Bauchschmerzen hat Leggewie vor allem mit der Vorstellung des gut informierten Netzbürgers, der sich effektiver an Regulierungsfragen beteiligt. Er zeigte sich enttäuscht über die im Internet wabernden Diskurse, die zu keinen repräsentativen Ergebnissen führten. Genau mit diesem Modell sei aber die ICANN-Wahl immer wieder in Verbindung gebracht werden. Diesen Ansprüchen sei das Repräsentationssystem rund um die ICANN-Mitglieder allerdings nicht gewachsen. Ganz beiseite wischen lässt sich das Experiment aber nicht mehr, meint Leggewie. Seiner Meinung nach muss die Internet-Community nun mit dem "Danaergeschenk" der At-large-Mitgliedschaft umgehen lernen. Denn auch wenn das Ganze nichts gebracht habe, seien die Kosten des Prozesses zu hoch gewesen, um einfach an die Anfänge zurückzukehren.

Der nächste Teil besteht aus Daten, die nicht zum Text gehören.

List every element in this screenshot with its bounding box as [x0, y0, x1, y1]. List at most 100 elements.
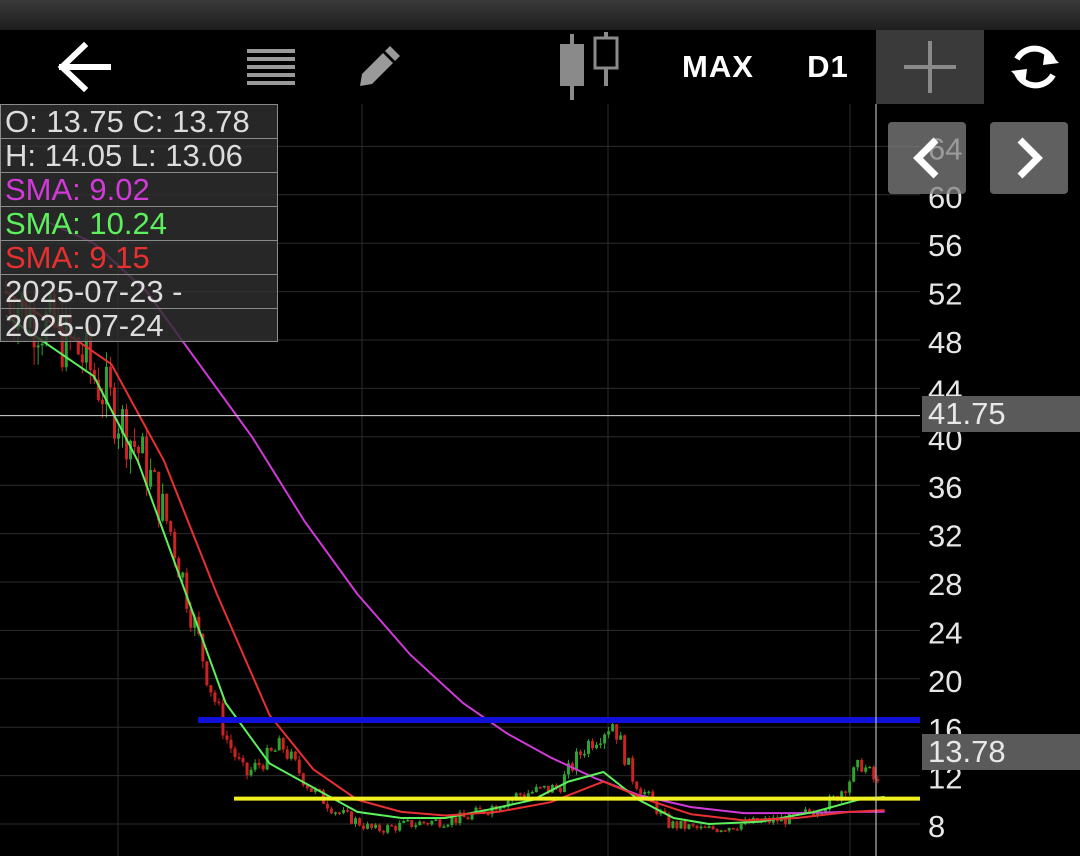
candle-body	[345, 810, 349, 812]
candle-body	[856, 759, 860, 768]
refresh-icon	[1011, 45, 1059, 89]
candle-body	[583, 753, 587, 756]
candle-body	[643, 791, 647, 795]
candle-body	[402, 820, 406, 823]
candle-body	[418, 821, 422, 826]
candle-body	[414, 825, 418, 827]
candle-body	[558, 788, 562, 792]
candle-body	[542, 785, 546, 788]
candle-body	[671, 821, 675, 828]
candle-body	[382, 830, 386, 833]
prev-button[interactable]	[888, 122, 966, 194]
candle-body	[699, 826, 703, 829]
candle-body	[108, 366, 112, 388]
candle-body	[803, 809, 807, 813]
candle-body	[603, 734, 607, 744]
candle-body	[149, 469, 153, 487]
candle-body	[257, 762, 261, 766]
arrow-left-icon	[57, 42, 111, 92]
candle-body	[169, 520, 173, 532]
candle-body	[362, 825, 366, 829]
chevron-right-icon	[1017, 137, 1043, 179]
candle-body	[534, 786, 538, 792]
candle-body	[872, 766, 876, 780]
toolbar: MAX D1	[0, 0, 1080, 104]
draw-button[interactable]	[346, 30, 412, 104]
candle-body	[297, 759, 301, 774]
candle-body	[366, 823, 370, 829]
candlestick-icon	[560, 32, 619, 100]
candle-body	[173, 531, 177, 559]
candle-body	[868, 766, 872, 769]
candle-body	[125, 409, 129, 460]
candle-body	[285, 749, 289, 759]
candle-body	[446, 824, 450, 827]
candle-body	[876, 779, 880, 781]
next-button[interactable]	[990, 122, 1068, 194]
candle-body	[852, 767, 856, 782]
candle-body	[687, 824, 691, 829]
candle-body	[181, 572, 185, 578]
ohlc-open-close: O: 13.75 C: 13.78	[0, 104, 278, 138]
candle-body	[245, 762, 249, 776]
candle-body	[466, 817, 470, 820]
candle-body	[623, 735, 627, 765]
candle-body	[848, 781, 852, 793]
pencil-icon	[360, 46, 400, 86]
candle-body	[209, 685, 213, 693]
candle-body	[161, 493, 165, 521]
candle-body	[711, 826, 715, 830]
candle-body	[165, 493, 169, 521]
candle-body	[615, 724, 619, 740]
candle-body	[358, 818, 362, 826]
candle-body	[133, 440, 137, 447]
candle-body	[241, 757, 245, 763]
sma-1-value: SMA: 9.02	[0, 172, 278, 206]
candle-body	[137, 446, 141, 454]
candle-body	[374, 824, 378, 828]
candle-body	[619, 735, 623, 740]
refresh-button[interactable]	[1000, 30, 1070, 104]
candle-body	[325, 803, 329, 809]
candle-body	[639, 788, 643, 795]
candle-body	[277, 738, 281, 751]
menu-button[interactable]	[238, 30, 304, 104]
candle-body	[233, 748, 237, 758]
candle-body	[329, 808, 333, 814]
candle-body	[607, 731, 611, 735]
candle-body	[530, 791, 534, 794]
ohlc-high-low: H: 14.05 L: 13.06	[0, 138, 278, 172]
y-tick-label: 24	[928, 615, 962, 650]
candle-body	[518, 793, 522, 795]
candlesticks	[4, 280, 880, 835]
candle-body	[442, 826, 446, 828]
candle-body	[735, 829, 739, 831]
candle-body	[217, 701, 221, 704]
candle-body	[599, 743, 603, 745]
candle-body	[430, 820, 434, 825]
y-tick-label: 52	[928, 277, 962, 312]
crosshair-icon	[904, 41, 956, 93]
candle-body	[426, 823, 430, 825]
timeframe-button[interactable]: D1	[796, 30, 860, 104]
candle-body	[731, 827, 735, 830]
candle-body	[100, 400, 104, 405]
last-price-label: 13.78	[922, 734, 1080, 770]
candle-body	[205, 661, 209, 686]
candle-body	[695, 825, 699, 829]
candle-body	[611, 724, 615, 732]
candle-body	[723, 830, 727, 832]
candle-body	[398, 822, 402, 831]
candle-body	[434, 819, 438, 821]
y-tick-label: 36	[928, 470, 962, 505]
candle-body	[587, 740, 591, 754]
candle-body	[394, 825, 398, 831]
back-button[interactable]	[44, 30, 124, 104]
period-button[interactable]: MAX	[672, 30, 764, 104]
y-tick-label: 8	[928, 809, 945, 844]
chart-type-button[interactable]	[544, 30, 634, 104]
y-tick-label: 28	[928, 567, 962, 602]
y-tick-label: 32	[928, 519, 962, 554]
crosshair-button[interactable]	[876, 30, 984, 104]
chevron-left-icon	[913, 137, 939, 179]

Leggewies Vorschlag lautet nun, keine weiteren Wahlen durch die Nutzer durchzuführen, aber gleichzeitig ein Gremium zu schaffen, das Druck auf die ICANN und quasi eine Überwachungsfunktion ausübt. Die noch vier offenen Sitze im Aufsichtsrat der ICANN, bei deren Bestallung die Nutzer eigentlich direkt ein Wort mitreden sollen, sollen nach Leggewies Ansicht durch diese "Pressure Group" ausgewählt beziehungsweise "ko-optiert" werden.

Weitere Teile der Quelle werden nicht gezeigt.